Los habitantes de los pueblos cercanos ya se habían marchado. Y los pájaros, fieles al árbol mientras éste les protegía, lo fueron dejando solo en su lucha. Éste meditaba y pensaba si todavía merecía la pena. Y notaba cómo envejecía en ese páramo agreste y vacío… hasta de esperanza.
El árbol murió entre rumores de tiempo, entre alborotos rotos de mañanas perdidas. No obstante, el viento, su viejo compañero, le trajo recuerdos y alentó esperanzas, ya vacías de contenido. Pero los recuerdos y las esperanzas iban muriendo con el árbol que notaba vacío su interior. Y veía cómo sus hojas se iban marchitando mientras sus ramas se endurecían. Habían pasado demasiados años, demasiados inviernos de fríos y de nieves, demasiadas noches de soledad y silencios.

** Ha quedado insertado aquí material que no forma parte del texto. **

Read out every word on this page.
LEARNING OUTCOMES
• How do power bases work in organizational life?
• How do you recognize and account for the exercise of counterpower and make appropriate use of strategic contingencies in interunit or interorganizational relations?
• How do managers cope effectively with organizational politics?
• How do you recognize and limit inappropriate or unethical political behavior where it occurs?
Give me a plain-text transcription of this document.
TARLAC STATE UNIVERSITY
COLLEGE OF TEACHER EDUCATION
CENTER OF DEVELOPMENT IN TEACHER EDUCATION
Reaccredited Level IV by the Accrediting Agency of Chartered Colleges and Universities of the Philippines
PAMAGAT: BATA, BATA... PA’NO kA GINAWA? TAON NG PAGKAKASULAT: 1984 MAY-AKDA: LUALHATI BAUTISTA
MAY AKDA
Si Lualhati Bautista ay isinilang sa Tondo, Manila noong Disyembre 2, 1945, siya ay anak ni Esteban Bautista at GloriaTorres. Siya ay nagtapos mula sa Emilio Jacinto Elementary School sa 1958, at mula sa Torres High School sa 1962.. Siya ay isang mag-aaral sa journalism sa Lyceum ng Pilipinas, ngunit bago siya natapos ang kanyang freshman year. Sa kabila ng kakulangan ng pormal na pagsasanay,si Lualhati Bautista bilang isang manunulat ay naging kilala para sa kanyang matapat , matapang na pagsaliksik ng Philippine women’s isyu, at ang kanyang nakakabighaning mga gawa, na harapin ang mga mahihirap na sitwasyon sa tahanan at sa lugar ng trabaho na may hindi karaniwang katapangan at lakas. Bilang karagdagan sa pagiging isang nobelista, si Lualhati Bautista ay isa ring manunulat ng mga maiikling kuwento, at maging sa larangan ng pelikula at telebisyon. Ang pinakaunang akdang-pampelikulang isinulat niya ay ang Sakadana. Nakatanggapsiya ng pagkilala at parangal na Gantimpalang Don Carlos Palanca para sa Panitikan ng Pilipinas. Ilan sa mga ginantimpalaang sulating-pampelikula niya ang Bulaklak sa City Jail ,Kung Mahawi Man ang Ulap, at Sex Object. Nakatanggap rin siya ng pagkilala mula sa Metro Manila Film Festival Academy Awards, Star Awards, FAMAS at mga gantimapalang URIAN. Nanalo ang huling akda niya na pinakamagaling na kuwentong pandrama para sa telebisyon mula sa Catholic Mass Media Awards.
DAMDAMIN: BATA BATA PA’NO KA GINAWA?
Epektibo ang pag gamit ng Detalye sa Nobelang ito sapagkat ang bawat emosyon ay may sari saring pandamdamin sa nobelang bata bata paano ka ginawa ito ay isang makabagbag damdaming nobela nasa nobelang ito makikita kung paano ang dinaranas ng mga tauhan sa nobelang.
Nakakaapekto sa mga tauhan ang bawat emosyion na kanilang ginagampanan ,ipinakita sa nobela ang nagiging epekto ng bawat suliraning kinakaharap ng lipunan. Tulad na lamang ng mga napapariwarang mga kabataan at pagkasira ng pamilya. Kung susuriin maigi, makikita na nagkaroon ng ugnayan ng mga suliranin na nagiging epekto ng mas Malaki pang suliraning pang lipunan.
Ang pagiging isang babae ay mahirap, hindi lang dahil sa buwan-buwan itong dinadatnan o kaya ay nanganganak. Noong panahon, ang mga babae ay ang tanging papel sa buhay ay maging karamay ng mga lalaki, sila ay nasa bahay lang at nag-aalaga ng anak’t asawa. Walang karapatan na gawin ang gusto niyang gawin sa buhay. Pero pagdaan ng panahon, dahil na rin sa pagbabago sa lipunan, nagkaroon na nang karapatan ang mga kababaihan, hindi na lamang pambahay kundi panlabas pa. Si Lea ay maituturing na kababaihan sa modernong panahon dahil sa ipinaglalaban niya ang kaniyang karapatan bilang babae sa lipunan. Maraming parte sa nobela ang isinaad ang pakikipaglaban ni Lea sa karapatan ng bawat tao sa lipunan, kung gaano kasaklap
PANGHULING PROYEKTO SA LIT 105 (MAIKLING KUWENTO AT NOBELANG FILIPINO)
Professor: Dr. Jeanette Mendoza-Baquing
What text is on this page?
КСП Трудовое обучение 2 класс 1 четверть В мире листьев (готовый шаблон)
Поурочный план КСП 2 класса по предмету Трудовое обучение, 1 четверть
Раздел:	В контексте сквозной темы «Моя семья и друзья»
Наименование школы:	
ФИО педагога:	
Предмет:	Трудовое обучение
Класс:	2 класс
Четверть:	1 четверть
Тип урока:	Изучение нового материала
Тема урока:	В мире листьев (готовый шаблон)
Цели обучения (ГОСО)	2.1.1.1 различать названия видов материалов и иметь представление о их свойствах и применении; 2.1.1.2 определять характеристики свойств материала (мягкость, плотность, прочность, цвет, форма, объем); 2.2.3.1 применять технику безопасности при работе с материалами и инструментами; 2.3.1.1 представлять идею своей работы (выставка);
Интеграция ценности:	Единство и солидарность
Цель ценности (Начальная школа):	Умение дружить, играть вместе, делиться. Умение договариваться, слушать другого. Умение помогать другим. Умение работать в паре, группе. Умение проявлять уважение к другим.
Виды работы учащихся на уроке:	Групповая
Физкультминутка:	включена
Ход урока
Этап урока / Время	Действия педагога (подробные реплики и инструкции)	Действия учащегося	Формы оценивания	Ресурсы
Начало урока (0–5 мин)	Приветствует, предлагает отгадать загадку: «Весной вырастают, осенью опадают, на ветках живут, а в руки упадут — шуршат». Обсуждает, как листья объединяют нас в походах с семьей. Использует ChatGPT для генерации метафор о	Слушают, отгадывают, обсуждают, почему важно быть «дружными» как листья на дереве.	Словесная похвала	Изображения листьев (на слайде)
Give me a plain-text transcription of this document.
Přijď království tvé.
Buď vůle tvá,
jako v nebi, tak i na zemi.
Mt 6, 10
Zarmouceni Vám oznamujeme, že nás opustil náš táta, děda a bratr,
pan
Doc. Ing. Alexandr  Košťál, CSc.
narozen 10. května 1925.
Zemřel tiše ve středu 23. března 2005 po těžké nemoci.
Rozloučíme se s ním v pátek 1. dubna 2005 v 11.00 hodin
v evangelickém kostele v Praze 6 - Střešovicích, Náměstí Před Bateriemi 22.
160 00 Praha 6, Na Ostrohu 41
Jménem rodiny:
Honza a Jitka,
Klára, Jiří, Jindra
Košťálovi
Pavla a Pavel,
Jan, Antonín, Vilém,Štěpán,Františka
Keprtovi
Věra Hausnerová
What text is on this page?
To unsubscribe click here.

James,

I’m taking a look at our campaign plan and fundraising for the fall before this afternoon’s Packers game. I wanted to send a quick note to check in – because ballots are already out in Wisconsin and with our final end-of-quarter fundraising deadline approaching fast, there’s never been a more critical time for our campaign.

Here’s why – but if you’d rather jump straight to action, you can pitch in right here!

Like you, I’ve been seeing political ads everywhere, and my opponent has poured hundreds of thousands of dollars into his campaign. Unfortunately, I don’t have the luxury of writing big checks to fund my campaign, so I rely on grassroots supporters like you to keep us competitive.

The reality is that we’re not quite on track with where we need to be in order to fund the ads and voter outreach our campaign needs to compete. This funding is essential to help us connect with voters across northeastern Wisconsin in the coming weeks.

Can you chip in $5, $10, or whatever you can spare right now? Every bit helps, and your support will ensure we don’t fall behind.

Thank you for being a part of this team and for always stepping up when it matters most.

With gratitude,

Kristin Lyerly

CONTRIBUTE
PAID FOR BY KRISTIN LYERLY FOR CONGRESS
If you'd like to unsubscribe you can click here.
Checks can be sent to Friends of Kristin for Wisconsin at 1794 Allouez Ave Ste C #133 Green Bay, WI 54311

Solo la escarcha de blanco plumaje esperó a irse hasta mediada la mañana. Y un pájaro de colores, perdido en un eterno retorno a hogares escondidos, rebuscó entre las ramas. Buscó un nido de otros años. Todo se había perdido.
Y el viento murió con él. Dicen que, al final, habían aprendido ambos a admirarse y respetarse. Y el viento gimió cuando su amigo murió. Y se quedó quieto, sin saber qué hacer sin nadie al que mostrar su poder y su fuerza. Una fuerza que ya no servía para nada.
El páramo se quedó con su tierra reseca, pero solo, demasiado solo para seguir construyendo futuros que a nadie le importaban.